The same flier also includes this purported excerpt from The Hub:
He did not meet individually with the CFO and therefore had no idea of the financial mess that was brewing. Even when the CFO was terminated, Mr. Curley never met with the acting CFO regularly to oversee the department and find out what he did wrong. (The Hub, 8/24/06)
No story on the “financial mess” referred to appears in The Hub’s online archive, not even in the Aug. 24 story by Layli Whyte on the borough council vote to increase taxes. That story makes no reference whatever to Curley’s alleged failure to meet with the acting CFO.
We went to the hard copy, just in case it hadn’t been archived properly. No story containing the purported excerpt could be located.
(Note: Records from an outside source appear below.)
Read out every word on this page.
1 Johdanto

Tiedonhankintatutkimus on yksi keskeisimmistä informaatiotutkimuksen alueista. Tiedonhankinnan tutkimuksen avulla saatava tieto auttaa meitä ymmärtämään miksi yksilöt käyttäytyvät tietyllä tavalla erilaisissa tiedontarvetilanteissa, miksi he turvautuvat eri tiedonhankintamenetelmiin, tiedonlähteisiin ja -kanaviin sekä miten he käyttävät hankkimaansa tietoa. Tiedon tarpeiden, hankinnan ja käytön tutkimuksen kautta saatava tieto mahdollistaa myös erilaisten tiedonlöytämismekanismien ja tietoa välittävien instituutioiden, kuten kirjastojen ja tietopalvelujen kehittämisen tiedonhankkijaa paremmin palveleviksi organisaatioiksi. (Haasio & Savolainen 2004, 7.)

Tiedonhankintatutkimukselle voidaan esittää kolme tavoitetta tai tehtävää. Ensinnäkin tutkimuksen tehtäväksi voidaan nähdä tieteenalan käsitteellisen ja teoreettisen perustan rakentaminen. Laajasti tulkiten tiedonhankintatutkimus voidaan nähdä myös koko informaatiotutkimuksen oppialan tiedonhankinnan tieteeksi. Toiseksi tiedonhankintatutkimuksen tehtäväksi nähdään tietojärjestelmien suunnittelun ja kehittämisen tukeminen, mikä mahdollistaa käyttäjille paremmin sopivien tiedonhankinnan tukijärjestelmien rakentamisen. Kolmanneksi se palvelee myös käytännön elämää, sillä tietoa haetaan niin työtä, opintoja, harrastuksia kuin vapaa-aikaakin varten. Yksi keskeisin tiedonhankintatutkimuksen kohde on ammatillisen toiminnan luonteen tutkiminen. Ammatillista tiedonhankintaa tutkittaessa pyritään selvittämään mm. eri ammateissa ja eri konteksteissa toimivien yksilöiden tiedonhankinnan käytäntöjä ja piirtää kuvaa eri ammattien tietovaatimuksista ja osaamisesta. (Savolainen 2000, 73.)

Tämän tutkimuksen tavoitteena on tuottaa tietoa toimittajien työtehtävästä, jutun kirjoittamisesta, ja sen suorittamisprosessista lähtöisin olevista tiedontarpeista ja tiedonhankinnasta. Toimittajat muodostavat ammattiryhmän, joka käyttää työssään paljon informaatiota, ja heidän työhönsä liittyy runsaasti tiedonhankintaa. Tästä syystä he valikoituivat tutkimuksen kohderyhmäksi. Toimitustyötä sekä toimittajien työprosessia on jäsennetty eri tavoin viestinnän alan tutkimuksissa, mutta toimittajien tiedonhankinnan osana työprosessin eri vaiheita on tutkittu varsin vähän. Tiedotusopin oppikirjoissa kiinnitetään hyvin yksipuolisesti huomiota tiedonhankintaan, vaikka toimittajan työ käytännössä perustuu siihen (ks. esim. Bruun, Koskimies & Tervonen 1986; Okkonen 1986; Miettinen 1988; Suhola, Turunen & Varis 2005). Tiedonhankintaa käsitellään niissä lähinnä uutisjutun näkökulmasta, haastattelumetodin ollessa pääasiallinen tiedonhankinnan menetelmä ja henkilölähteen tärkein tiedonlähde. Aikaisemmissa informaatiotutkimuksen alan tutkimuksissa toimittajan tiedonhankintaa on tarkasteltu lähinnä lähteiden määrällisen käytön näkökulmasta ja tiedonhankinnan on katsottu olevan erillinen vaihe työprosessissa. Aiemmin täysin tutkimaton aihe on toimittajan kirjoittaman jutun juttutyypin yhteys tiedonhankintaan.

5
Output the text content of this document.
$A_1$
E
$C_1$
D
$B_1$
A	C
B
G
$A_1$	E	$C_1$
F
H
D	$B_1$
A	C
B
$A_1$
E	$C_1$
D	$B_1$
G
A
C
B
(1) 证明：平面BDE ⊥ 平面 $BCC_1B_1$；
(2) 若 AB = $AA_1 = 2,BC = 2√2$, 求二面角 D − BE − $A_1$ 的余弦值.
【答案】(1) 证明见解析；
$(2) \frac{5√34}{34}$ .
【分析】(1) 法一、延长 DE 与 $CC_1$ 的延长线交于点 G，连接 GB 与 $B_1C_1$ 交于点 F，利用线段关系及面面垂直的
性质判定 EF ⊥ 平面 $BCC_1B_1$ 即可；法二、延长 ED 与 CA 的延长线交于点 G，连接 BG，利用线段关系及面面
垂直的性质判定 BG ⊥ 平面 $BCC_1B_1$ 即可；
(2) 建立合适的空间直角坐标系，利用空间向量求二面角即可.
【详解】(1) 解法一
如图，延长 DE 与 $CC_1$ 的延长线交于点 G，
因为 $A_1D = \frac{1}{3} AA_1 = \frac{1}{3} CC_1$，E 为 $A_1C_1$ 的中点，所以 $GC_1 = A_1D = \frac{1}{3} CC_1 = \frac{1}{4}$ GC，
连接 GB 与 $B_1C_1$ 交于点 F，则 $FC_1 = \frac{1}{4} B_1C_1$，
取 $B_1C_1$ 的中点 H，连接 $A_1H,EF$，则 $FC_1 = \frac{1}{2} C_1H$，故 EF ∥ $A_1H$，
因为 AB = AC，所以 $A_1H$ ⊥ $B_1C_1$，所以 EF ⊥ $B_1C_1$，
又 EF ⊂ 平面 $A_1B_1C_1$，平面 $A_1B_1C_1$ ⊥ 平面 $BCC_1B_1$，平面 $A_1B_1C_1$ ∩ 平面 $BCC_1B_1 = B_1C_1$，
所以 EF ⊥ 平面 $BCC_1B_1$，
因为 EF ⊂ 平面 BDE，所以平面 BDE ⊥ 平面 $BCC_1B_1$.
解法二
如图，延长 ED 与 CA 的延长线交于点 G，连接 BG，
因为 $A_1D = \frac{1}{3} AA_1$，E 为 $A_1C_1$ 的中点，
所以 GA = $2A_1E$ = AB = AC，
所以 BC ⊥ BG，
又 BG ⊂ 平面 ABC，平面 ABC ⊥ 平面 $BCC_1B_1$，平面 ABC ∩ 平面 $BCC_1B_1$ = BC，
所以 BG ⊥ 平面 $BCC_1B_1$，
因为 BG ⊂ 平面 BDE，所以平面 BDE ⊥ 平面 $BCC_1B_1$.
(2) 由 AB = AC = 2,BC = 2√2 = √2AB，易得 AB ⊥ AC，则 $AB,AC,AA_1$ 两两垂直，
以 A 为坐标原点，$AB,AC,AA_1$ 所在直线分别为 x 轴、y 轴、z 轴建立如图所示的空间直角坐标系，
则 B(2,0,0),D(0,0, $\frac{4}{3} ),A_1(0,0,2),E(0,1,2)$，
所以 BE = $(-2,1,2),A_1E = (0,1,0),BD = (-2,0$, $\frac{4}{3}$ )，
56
A call to Menna yesterday afternoon was not returned, nor was a messgage left last night for the Democratic campaign manager, Larry Kerrigan. Watch this space though; we’ll post their comments here when we’ve heard from either.
Curley, himself no stranger to the provocative utterance, says the attack ad is “uncalled for, especially in a small town like Red Bank.”
The strange thing about this episode is that the the purported quotes are completely consistent in substance with what departing Mayor Ed McKenna has been saying for several months about Curleyoften at shouting level. So the fliers could have cited McKenna quotes that were included in articles in the Aug. 24 edition of the Hub and the Press of Aug. 29 and still made the same point.
So why didn’t they? It’s tempting to conclude that somebody wanted to make it look like the newspapers themselves were also anti-Curley, and to do so without attaching the names of any incumbent Democrats to the attack.
We here at redbankgreen wonder how readers feel about this kind of campaign advertising. Was the use of the purported excerpts acceptable, and is Curley fair game as a target? More broadly, is Curley right, that the electorate isn’t served by this type of campaigning at the mayoral level?